State tax revenues are being hit hard by the coronavirus, but the worst could be yet to come.
New numbers from the state show revenue is down nearly 40% for April compared to last year and falls more than $690 million short of what the state budgeted. But those April numbers reflect consumer activity in the month of March, when coronavirus hadn’t fully shuttered the economy — meaning the state will likely see even steeper declines in next month’s numbers.
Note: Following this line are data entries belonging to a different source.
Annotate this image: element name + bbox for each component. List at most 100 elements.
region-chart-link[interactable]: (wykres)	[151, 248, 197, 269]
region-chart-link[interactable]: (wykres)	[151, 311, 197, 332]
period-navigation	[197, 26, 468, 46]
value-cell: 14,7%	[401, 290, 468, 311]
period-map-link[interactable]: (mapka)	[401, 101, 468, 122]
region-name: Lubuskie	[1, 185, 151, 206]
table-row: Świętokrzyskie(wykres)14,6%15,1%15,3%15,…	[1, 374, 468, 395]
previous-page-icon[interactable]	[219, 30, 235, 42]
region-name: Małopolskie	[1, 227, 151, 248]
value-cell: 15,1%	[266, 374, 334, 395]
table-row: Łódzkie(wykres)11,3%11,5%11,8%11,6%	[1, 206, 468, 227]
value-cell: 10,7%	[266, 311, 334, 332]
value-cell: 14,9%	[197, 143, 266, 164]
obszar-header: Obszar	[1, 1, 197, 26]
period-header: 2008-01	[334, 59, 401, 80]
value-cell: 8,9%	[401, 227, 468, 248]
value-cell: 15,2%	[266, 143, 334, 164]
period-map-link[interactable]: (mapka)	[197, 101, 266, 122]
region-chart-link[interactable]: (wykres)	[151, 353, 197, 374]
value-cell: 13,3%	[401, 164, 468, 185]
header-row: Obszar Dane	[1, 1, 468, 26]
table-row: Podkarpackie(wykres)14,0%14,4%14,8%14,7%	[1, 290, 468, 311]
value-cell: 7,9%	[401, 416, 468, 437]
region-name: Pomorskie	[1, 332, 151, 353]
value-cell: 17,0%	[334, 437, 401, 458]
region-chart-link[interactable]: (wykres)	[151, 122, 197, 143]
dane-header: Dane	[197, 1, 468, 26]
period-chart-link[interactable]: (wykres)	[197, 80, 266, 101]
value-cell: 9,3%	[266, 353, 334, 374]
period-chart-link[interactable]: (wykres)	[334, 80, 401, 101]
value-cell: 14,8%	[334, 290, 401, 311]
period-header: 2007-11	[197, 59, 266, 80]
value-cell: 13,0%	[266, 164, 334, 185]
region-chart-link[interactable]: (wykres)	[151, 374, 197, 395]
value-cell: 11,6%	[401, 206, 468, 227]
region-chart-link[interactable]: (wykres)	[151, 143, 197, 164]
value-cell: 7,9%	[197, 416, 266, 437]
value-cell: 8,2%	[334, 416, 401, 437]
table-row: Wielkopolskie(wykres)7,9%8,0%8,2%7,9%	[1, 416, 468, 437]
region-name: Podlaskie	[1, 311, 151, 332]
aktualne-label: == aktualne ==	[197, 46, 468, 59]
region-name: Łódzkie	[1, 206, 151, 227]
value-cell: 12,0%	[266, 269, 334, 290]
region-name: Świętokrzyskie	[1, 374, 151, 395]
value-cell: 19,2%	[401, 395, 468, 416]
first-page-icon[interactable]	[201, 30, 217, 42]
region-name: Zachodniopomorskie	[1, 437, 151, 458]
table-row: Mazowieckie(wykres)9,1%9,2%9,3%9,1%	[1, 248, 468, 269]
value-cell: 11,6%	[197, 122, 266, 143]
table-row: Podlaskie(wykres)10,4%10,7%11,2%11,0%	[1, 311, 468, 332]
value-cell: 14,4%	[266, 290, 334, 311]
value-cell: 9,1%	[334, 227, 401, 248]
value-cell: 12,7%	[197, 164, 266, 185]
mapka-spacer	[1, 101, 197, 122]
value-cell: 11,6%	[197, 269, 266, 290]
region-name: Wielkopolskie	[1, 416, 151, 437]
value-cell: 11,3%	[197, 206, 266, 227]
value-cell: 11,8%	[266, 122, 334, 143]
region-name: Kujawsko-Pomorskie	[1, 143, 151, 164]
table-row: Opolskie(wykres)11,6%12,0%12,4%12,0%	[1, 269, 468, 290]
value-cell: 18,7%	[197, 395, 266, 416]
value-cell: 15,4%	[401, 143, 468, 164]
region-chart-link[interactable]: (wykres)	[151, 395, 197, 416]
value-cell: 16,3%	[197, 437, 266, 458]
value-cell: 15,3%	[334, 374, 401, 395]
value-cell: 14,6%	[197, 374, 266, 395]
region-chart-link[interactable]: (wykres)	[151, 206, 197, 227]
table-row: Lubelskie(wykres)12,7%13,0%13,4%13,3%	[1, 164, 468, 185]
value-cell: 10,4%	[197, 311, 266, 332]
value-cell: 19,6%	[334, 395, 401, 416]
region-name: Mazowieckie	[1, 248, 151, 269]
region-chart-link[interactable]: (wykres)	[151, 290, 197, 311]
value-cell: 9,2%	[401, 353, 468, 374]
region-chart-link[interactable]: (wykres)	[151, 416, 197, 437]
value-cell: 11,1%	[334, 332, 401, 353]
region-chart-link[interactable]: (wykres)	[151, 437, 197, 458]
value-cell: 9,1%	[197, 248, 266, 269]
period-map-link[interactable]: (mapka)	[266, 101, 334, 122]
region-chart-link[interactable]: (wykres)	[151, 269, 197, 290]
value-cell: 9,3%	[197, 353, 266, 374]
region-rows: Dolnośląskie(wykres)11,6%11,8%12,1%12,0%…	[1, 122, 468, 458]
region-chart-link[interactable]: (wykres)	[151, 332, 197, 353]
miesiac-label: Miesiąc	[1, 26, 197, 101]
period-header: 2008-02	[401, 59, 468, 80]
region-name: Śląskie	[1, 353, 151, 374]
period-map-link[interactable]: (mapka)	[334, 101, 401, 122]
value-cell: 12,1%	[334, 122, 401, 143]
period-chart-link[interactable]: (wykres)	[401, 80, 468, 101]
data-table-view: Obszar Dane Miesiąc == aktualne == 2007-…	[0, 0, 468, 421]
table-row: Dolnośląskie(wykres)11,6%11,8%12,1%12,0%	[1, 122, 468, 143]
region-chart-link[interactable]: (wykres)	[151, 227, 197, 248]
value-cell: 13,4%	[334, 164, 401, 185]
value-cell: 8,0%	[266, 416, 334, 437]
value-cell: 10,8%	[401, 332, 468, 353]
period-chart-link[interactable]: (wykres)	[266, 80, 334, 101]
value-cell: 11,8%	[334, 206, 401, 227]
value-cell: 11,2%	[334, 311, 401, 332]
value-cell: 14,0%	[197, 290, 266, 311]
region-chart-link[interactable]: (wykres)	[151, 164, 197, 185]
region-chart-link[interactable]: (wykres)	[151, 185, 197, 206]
The hardest-hit category in April was the franchise and excise tax, which is based on a business’s personal property and net earnings or income for the year. That came in at $486 million under what the state had budgeted for the month.
In all, the state collected about $1.3 billion in tax earnings compared to its projected revenue of nearly $2 billion.
The Tennessee Department of Finance and Administration says it’s been 10 years since revenues have been impacted by an economic downturn.
“The state’s large monthly revenue surpluses built up throughout the beginning of the year will now be tested as the pandemic’s impact begins to erase those gains,” finance commissioner Butch Eley says in a statement. “Yet we remain committed to keeping the state’s budget in balance despite the current challenges.”
The General Assembly passed a scaled-back budget at the end of March in anticipation of losses related to the pandemic. Legislative leaders say they expect to make even more cuts when they reconvene next month.